Neues Durchgangszentrum für Ausserrhoden

Der "Sonneblick" in Walzenhausen wird zum Durchgangszentrum umfunktioniert.
Der "Sonneblick" in Walzenhausen wird zum Durchgangszentrum umfunktioniert. © pd
Der Kanton Appenzell Ausserrhoden plant ein neues Durchgangszentrum für Asylsuchende. Die Stiftung “Sonneblick Walzenhausen” stellt ihre Gebäude zur Verfügung. Schon in der jüngeren Vergangenheit hat der “Sonneblick” Flüchtlinge beherbergt.
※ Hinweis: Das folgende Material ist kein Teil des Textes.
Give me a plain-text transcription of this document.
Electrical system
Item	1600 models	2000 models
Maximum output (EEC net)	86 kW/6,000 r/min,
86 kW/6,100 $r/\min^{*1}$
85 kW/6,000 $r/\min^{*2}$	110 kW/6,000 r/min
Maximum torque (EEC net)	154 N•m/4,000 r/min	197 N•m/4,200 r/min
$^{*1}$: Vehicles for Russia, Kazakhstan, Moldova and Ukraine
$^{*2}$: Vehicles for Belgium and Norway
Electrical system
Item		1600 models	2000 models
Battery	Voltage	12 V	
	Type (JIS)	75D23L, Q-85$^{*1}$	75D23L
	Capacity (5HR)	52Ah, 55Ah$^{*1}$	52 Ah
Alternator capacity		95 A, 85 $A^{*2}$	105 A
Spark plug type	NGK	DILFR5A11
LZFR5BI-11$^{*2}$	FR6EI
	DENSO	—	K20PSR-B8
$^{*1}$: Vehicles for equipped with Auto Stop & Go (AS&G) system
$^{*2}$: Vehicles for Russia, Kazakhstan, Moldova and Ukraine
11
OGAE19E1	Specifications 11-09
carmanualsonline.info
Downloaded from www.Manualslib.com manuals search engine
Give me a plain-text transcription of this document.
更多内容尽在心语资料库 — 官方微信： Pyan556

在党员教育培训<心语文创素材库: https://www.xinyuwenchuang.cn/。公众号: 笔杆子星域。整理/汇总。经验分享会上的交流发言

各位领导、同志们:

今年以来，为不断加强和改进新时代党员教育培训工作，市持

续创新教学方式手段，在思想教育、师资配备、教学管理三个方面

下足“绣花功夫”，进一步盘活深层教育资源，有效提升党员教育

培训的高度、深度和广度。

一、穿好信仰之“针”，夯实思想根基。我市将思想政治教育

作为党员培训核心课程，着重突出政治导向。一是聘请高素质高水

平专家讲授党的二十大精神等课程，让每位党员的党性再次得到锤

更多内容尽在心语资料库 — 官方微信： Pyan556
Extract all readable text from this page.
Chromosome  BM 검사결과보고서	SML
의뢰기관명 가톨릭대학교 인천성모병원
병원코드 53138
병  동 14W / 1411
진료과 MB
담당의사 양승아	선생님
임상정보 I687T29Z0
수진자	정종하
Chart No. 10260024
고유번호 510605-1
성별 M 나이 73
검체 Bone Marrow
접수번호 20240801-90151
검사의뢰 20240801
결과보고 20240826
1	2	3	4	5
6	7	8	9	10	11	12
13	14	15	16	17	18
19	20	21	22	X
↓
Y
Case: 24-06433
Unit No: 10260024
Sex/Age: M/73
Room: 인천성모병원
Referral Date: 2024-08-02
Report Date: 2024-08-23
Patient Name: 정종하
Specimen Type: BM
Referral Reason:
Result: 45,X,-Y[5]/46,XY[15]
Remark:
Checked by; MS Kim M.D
Das Staatssekretariat für Migration (SEM) rechnet für das Jahr 2016 mit 40’000 neuen Asylgesuchen. Dementsprechend würden dem Kanton Appenzell Ausserrhoden 320 Personen zugewiesen. Darum werden kurz bis mittelfristig neue Plätze im Kanton benötigt. Das bisherige Durchgangszentrum “Landegg” ist zu klein.

Gesucht und gefunden

Auf der Suche nach einem neuen bzw. zusätzlichen Durchgangszentrum ist der Kanton bereits fündig geworden. Die Stiftung “Sonneblick”, welche zurzeit Gasthäuser mit sozialer Zielsetzung betreut, hat dem Ersuchen des Ausserrhoder Regierungsrats entsprochen, eine Vereinbarung für ein mehrjähriges Mietverhältnis für die Einrichtung eines kantonalen Durchgangszentrum für Asylsuchende in ihrer Liegenschaft abzuschliessen.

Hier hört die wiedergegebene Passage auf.